Events

[Takeaways] Robot Brains Podcast S3 E20: Jitendra Malik on Building AI from the ground up: Sensorimotor learning before language

Notes after checking the impressing interview: https://youtu.be/k_Wrd1kI1B0?si=QIqUl3Qrcx7y1FEs
These are my personal thoughts.
  1. [Grounding LLM] is open to being proven incorrect.
    1. According to the brain development, words are identified later.
    2. I actually agree with this. This implies [corporating control with LLM] is the key, now this area is kinda hot.

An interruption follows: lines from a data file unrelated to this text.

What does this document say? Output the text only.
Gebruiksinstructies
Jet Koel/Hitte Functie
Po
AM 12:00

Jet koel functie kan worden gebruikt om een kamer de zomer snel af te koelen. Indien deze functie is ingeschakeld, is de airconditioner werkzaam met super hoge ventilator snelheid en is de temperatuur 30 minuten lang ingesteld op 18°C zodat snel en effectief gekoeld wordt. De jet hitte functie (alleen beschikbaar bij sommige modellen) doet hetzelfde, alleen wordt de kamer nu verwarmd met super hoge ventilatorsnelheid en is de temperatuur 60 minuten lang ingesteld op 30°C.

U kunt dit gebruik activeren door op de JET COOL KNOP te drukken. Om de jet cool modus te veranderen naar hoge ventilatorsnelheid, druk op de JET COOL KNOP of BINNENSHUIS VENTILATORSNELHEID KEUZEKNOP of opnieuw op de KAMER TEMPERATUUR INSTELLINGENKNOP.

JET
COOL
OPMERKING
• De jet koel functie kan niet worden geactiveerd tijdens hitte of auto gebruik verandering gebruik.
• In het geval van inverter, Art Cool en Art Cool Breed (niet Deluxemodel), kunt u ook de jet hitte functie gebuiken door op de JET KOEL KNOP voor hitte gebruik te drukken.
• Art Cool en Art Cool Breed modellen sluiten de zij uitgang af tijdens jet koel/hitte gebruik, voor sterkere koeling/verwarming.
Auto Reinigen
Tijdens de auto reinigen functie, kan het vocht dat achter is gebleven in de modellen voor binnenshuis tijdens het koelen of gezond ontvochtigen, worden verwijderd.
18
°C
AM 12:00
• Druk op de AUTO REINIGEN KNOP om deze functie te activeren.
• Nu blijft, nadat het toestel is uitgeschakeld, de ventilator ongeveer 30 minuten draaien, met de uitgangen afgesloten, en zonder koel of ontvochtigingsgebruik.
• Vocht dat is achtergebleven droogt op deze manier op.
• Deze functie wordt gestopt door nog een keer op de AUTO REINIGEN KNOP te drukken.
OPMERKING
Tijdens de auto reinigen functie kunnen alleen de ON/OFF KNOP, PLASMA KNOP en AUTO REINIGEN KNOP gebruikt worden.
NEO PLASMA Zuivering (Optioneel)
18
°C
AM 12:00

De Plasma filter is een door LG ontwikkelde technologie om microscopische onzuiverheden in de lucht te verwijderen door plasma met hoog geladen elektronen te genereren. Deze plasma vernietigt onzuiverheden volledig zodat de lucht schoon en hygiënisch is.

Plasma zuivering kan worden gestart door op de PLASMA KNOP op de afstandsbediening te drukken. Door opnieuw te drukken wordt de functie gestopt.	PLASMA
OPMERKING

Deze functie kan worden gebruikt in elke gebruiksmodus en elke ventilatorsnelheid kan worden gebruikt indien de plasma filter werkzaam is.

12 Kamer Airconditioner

  2. Instead, brain development starts with the progression of hand development.
    Physical interaction:
    - Begins with control -> By age 5, skills are acquired
    - During this, Language is learned in context
    • Integrating such latent format skills into LLM is important.
  3. Skills
    1. Skill acquisition leads to reused skills, which then focus on meta-phrasing tasks.
      Skill: Refers to a type of motion behavior.
      Effective rapid motor adaptation occurs based on simulation. --> Rollouts for the child
    2. Both top-down (concept-generative model) and bottom-up components are vital.
      1. I totally agree with this. I am thinking how to integrate such naturally discovered skill into robot learning / and also connecting to the long horizon tasks at the same time.
  4.  Computer Vision:
    - Classical CV (3R): recognition, reconstruction, reorganization (such as segmentation and grouping)
        - Currently, there's a scaling up and application across different areas.
        - 3D reconstruction remains unsolved to a degree. (At a human level: only partially)
    The next step is integration!
    1. Vision in robotics
    2. Vision leading to cognition: NLP
    Lately, there's a lot of interest in healthcare and medicine.
  5. Advice
    1. It's important to stay narrow in focus (connecting fields, being adaptive) and concise in information, but passion is crucial.